Peru entschleunigt unsere Reise. Es sind nicht die ersten Berge, vor denen wir stehen. Doch die Dimensionen der peruanischen Anden sind eine völlig neue Erfahrung für uns. Stundenlang, manchmal sogar tagelang schleichen wir mit drei bis fünf Kilometern in der Stunde die Anstiege hoch. So schaffen wir fünfundzwanzig, wenn es gut läuft auch mal dreißig Kilometer am Tag. Oft sehen wir am Abend noch, wo wir morgens oder den Tag zuvor losgefahren sind.

Die Serpentinen werden wir noch lieben lernen.

Im Gegensatz zu den ecuadorianischen und zentralamerikanischen Straßen sind die Wege in Peru jedoch selten steil. Hier wird lieber eine Kurve mehr gezogen. Es ist beeindruckend, wie sie es schaffen sechzig, siebzig oder achtzig Kilometer lange Auffahrten zu bauen, die gleichmäßig ansteigen und trotzdem den Pass oben genau treffen. Wir bewundern diese ingenieurtechnischen Meisterleitungen. Nur allzu gut ist uns noch das steile Hoch und Runter aus Ecuador und Zentralamerika in Erinnerung, welches uns an jedem Hügel aus dem Rhythmus brachte.

Das heißt natürlich nicht, dass es in Peru gar keine steilen Straßen geben würde. Wo der Asphalt aufhört, wird es anstrengend.

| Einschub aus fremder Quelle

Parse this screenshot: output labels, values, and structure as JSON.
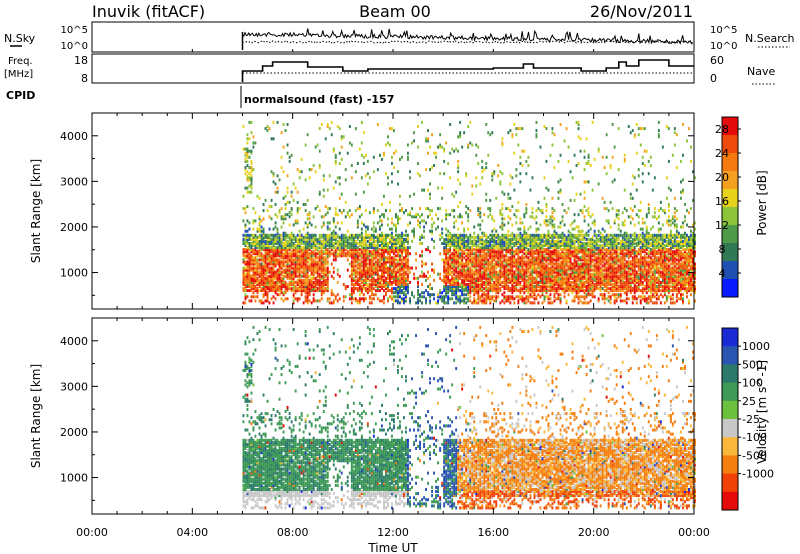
{
  "header": {
    "station": "Inuvik (fitACF)",
    "beam": "Beam 00",
    "date": "26/Nov/2011"
  },
  "panels": {
    "nsky": {
      "label": "N.Sky",
      "ticks_left": [
        "10^5",
        "10^0"
      ],
      "ticks_right": [
        "10^5",
        "10^0"
      ],
      "right_label": "N.Search"
    },
    "freq": {
      "label_line1": "Freq.",
      "label_line2": "[MHz]",
      "ticks_left": [
        "18",
        "8"
      ],
      "ticks_right": [
        "60",
        "0"
      ],
      "right_label": "Nave"
    },
    "cpid": {
      "label": "CPID",
      "text": "normalsound (fast) -157"
    }
  },
  "colors": {
    "power": [
      "#0a1cff",
      "#1f4fb0",
      "#2f7a55",
      "#4f9a48",
      "#8dc43a",
      "#e8d21c",
      "#f6a020",
      "#f47a10",
      "#ee4a0c",
      "#e60b0b"
    ],
    "velocity": [
      "#e60b0b",
      "#f14208",
      "#f57e10",
      "#f9b83c",
      "#c8c8c8",
      "#6cc23e",
      "#3e9a56",
      "#2d7a6d",
      "#2a55b0",
      "#1a2ad4"
    ]
  },
  "chart_data": [
    {
      "type": "heatmap",
      "name": "power",
      "xlabel": "",
      "ylabel": "Slant Range [km]",
      "x_ticks": [
        "00:00",
        "04:00",
        "08:00",
        "12:00",
        "16:00",
        "20:00",
        "00:00"
      ],
      "y_ticks": [
        "1000",
        "2000",
        "3000",
        "4000"
      ],
      "ylim_km": [
        200,
        4500
      ],
      "data_start_hour": 6.0,
      "colorbar": {
        "label": "Power [dB]",
        "ticks": [
          "4",
          "8",
          "12",
          "16",
          "20",
          "24",
          "28"
        ],
        "range": [
          0,
          30
        ]
      }
    },
    {
      "type": "heatmap",
      "name": "velocity",
      "xlabel": "Time UT",
      "ylabel": "Slant Range [km]",
      "x_ticks": [
        "00:00",
        "04:00",
        "08:00",
        "12:00",
        "16:00",
        "20:00",
        "00:00"
      ],
      "y_ticks": [
        "1000",
        "2000",
        "3000",
        "4000"
      ],
      "ylim_km": [
        200,
        4500
      ],
      "data_start_hour": 6.0,
      "colorbar": {
        "label": "Velocity [m s^-1]",
        "ticks": [
          "1000",
          "500",
          "100",
          "25",
          "-25",
          "-100",
          "-500",
          "-1000"
        ]
      }
    }
  ]
}
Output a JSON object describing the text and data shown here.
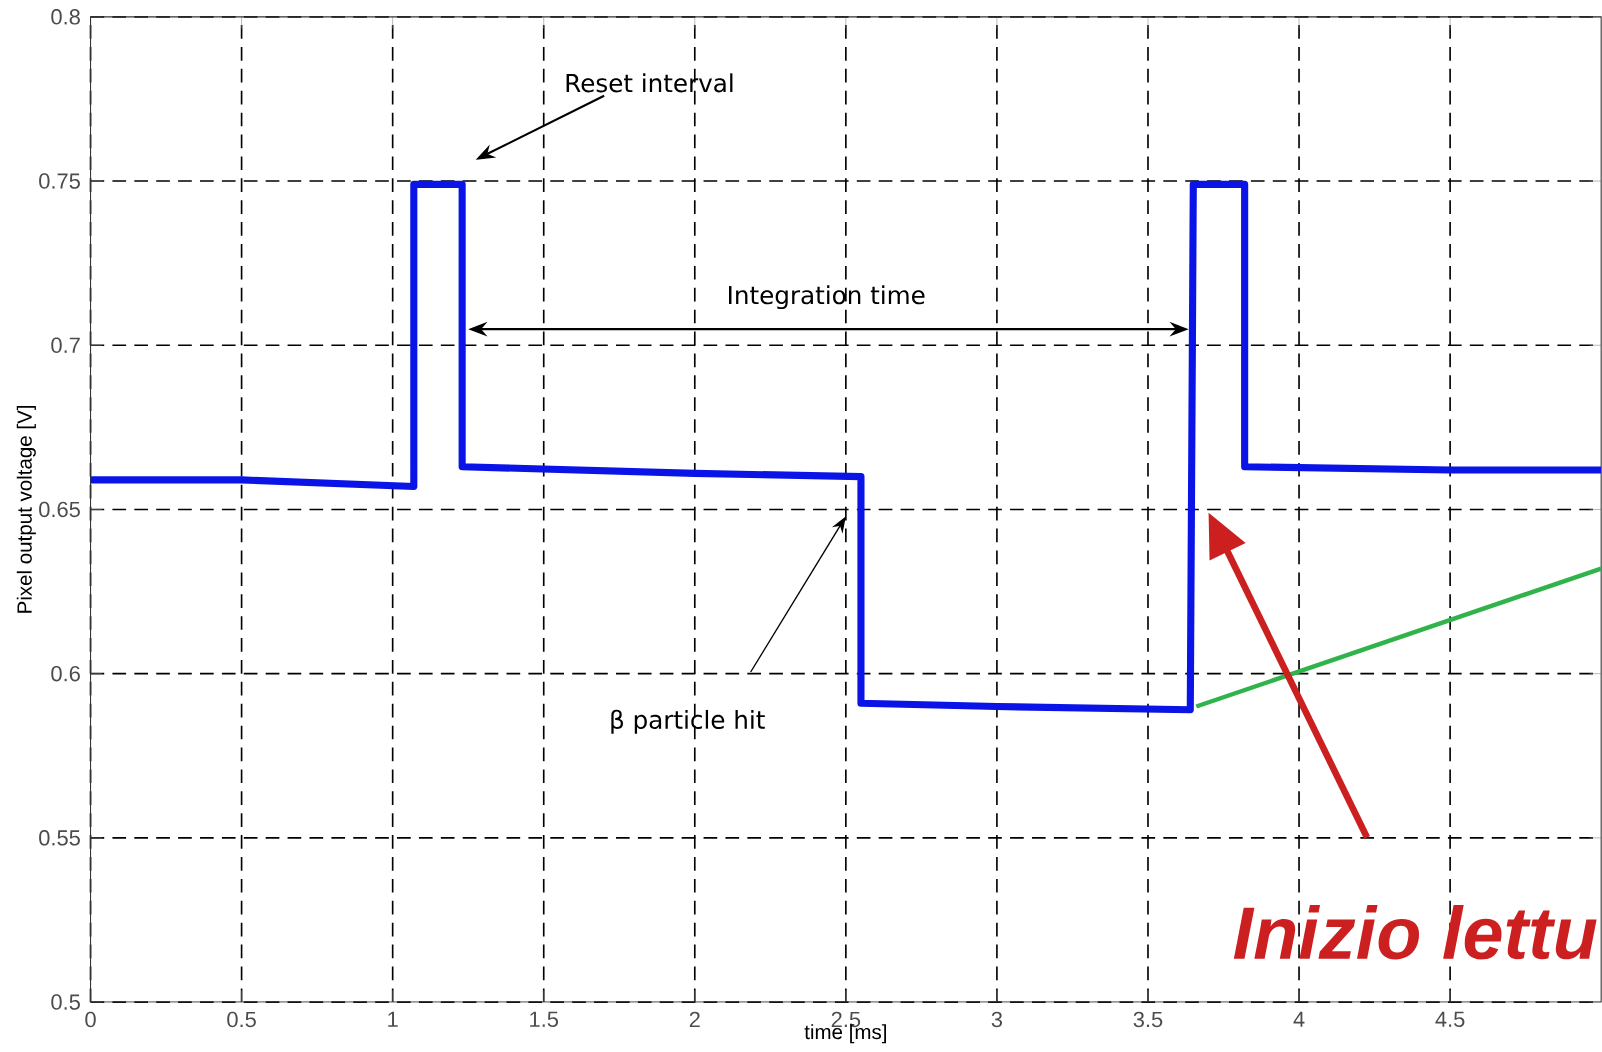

Auch bergab kommen wir oft nur mit zehn Stundenkilometern voran. Die Kurven sind sehr eng und bremsen uns regelmäßig aus. Löchriger Asphalt und unerwartet auftauchende Schotterpassagen erfordern allerhöchste Konzentration. Außerdem müssen wir immer wieder anhalten und die Felgen abkühlen lassen. Bei einem Gesamtgewicht unseres Anhängergespanns von zweihundert Kilo fangen diese schnell an zu glühen. Auch der überlebensnotwendige Bremsweg möchte respektiert werden, falls auf den oft einspurigen Gebirgsstraßen doch plötzlich Gegenverkehr auftaucht. So ist es nicht verwunderlich, dass wir bereits nach eintausenddreihundert Kilometern die ersten Bremsbeläge austauschen müssen.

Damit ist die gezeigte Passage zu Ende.